The Sun, orbiting the galaxy, while hundreds of times more massive than the Earth, follows a very large and slow orbit, and, as a result, would produce even less energetic gravity waves than the the Earth does.

I have given a very detailed analysis and calculation process for the gravitational waves produced by the sun’s disturbance to the gravitational field of the Milky Way and the gravitational waves produced by the earth’s disturbance to the sun’s gravitational field.
We cannot give a conclusion casually, we must give a logical analysis and calculation process, otherwise it can only be an unfounded conjecture. Janus58

 

[James R]

I think you have faked these comments. The bad English is a give-away.

This could be a genuine review. Reviewers don't necessarily have English as their first language. Not all physicists are great wordsmiths. A lot of reviewers are busy people, so this review could just be a few reasons for rejecting Tony's work, jotted down and sent off in a hurry.

The common theme of all these reviews - which are probably communications in confidence that Tony has published without seeking appropriate permissions - is that Tony's work isn't fit for publication in a peer-reviewed science journal. We were already aware of that before any of this.

 

[TonyYuan]

Tony's work isn't fit for publication in a peer-reviewed science journal. We were already aware of that before any of this.

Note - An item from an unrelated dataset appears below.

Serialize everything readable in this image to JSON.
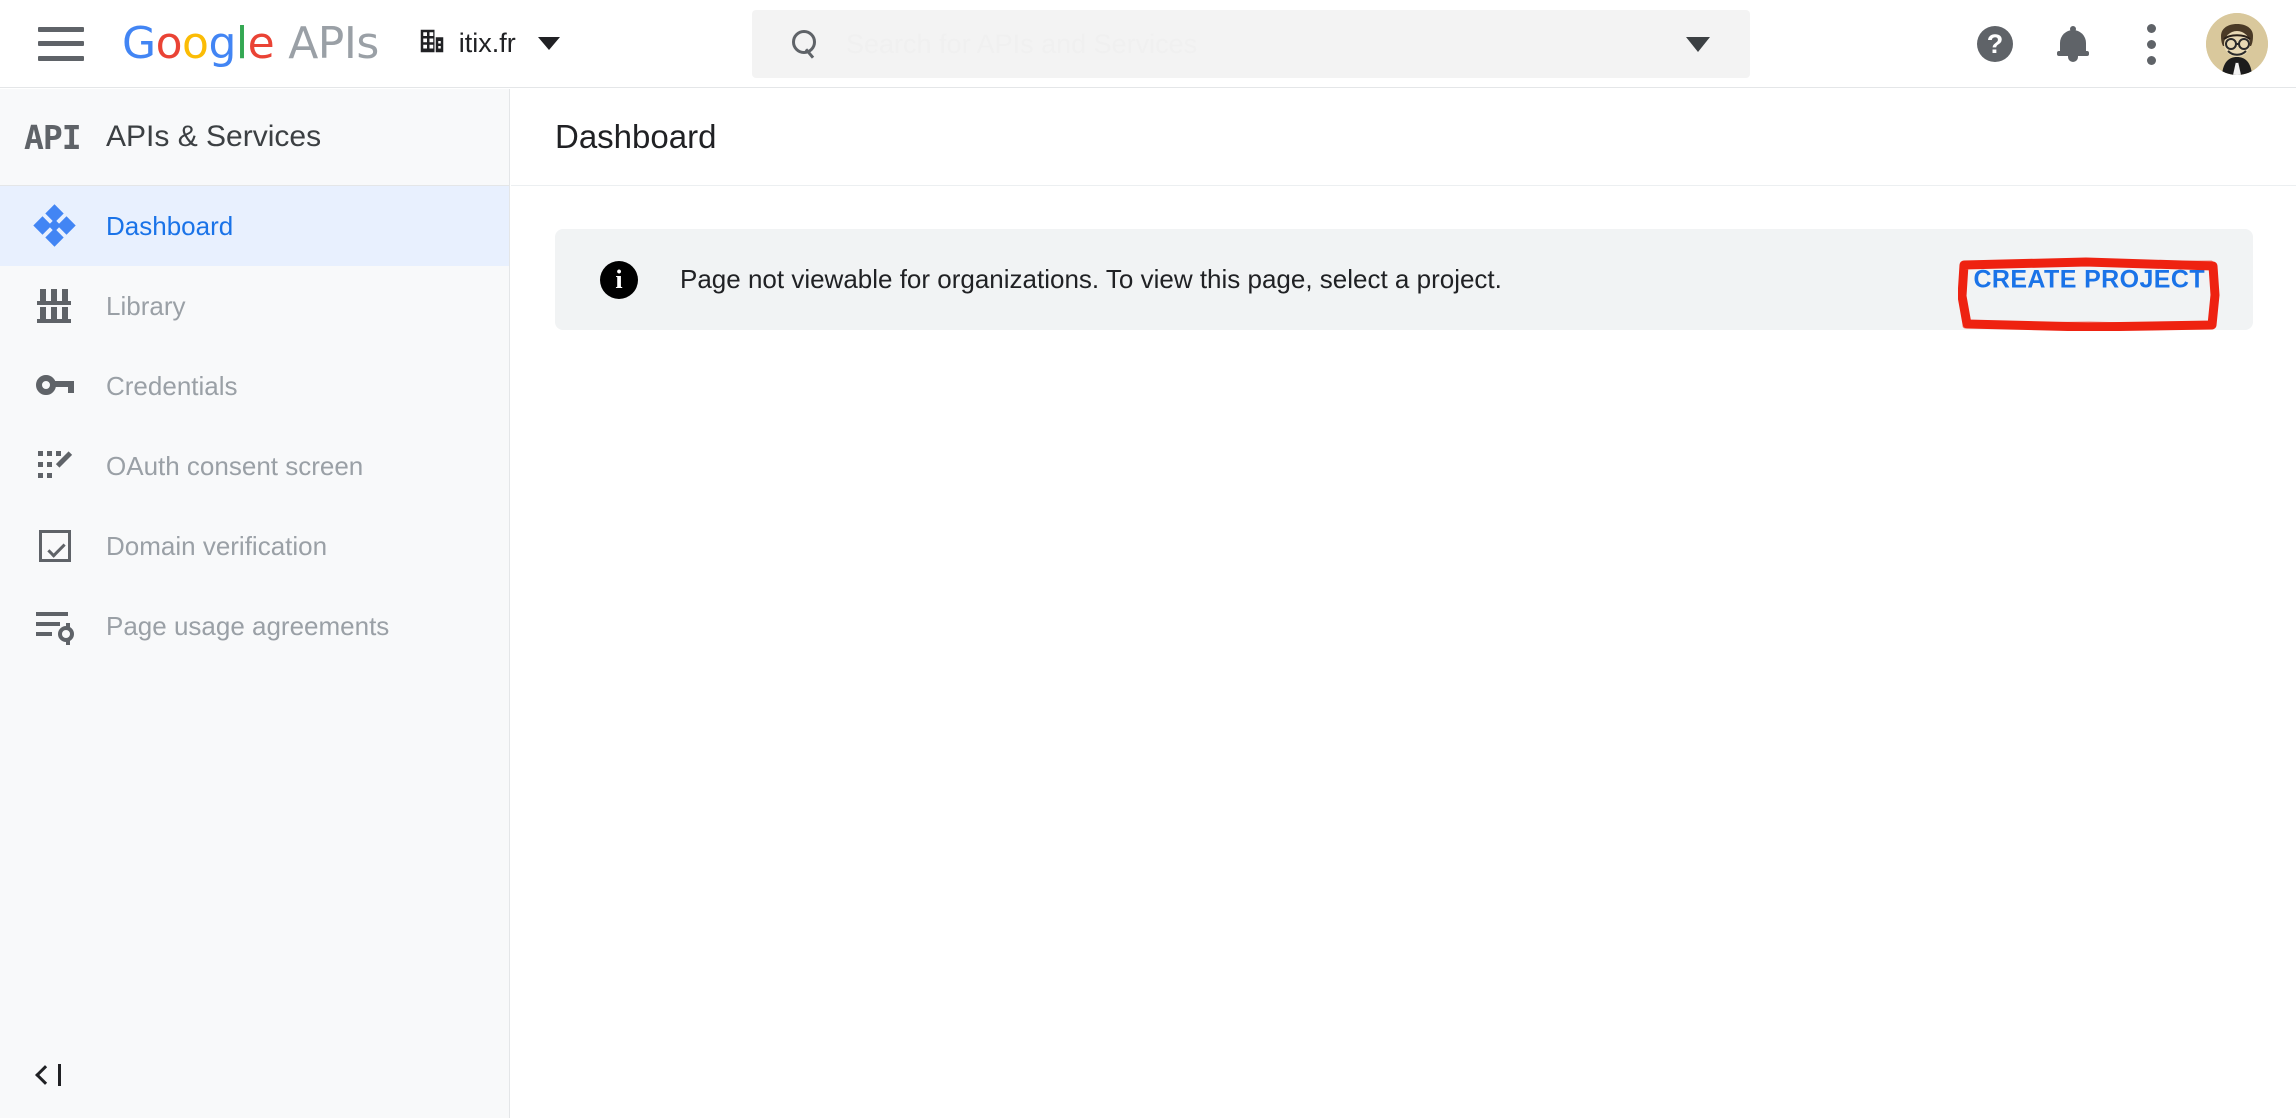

It should be said: Tony's paper is not suitable for publication in SCI physics journals. In other non-SCI physics journals, I have published several papers. The reviewers gave a very good evaluation. Except that these journals are not SCI, others are OK. In fact, the reviewers of SCI physics journals will continue to emphasize that gravitational research must be based on GR, and they cannot give other better reasons.

 

[exchemist]

From your reply, I see a lot of data requiring very high precision. I don't know where you got these data. You should provide references. I believe these data are not from your own calculations.
Based on classical physics, I analyzed the generation mechanism of gravitational waves, estimated the intensity of gravitational waves, and gave the gravitational equation under the influence of gravitational waves, which was verified in the calculation of the orbits of the planets in the solar system. My theory is a modification of Newton's law of universal gravitation.
I hope that you can also use your GR to calculate the data of the orbits of all the planets in the solar system, use the data to speak, and use the data to prove that your theory is correct.
It's always easy to guess, but it has to be verified, Janus58 you gave very high precision data, ~200w, 1 proton diameter per day, 1 orbit per year would produce a frequency of 1 cycle per year, a wavelength of 1 light-year gravitational waves, etc. Can you write out your calculation process? Or give references.

https://physics.stackexchange.com/questions/412980/does-the-earth-emit-gravitational-waves

 

[exchemist]

It should be said: Tony's paper is not suitable for publication in SCI physics journals. In other non-SCI physics journals, I have published several papers. The reviewers gave a very good evaluation. Except that these journals are not SCI, others are OK. In fact, the reviewers of SCI physics journals will continue to emphasize that gravitational research must be based on GR, and they cannot give other better reasons.

Sure, predatory pay-to-publish journals are two a penny these days. A lot of them emanate from China.

 

[TonyYuan]

Sure, predatory pay-to-publish journals are two a penny these days. A lot of them emanate from China.

In fact, the loyalty of Chinese SCI journals to GR can be ranked first in the world. On the contrary, Western SCI physics journals are more willing to give me the opportunity of Under Review for such papers.
There are many journals in China that only need to pay money to publish. Such journals are terrible. My interest is not for publishing, and I am even less interested in journals that are piled up with money.
My papers were published in physics journals in the United States and Canada, but these journals were kicked out of SCI because they allowed to publish papers against GR.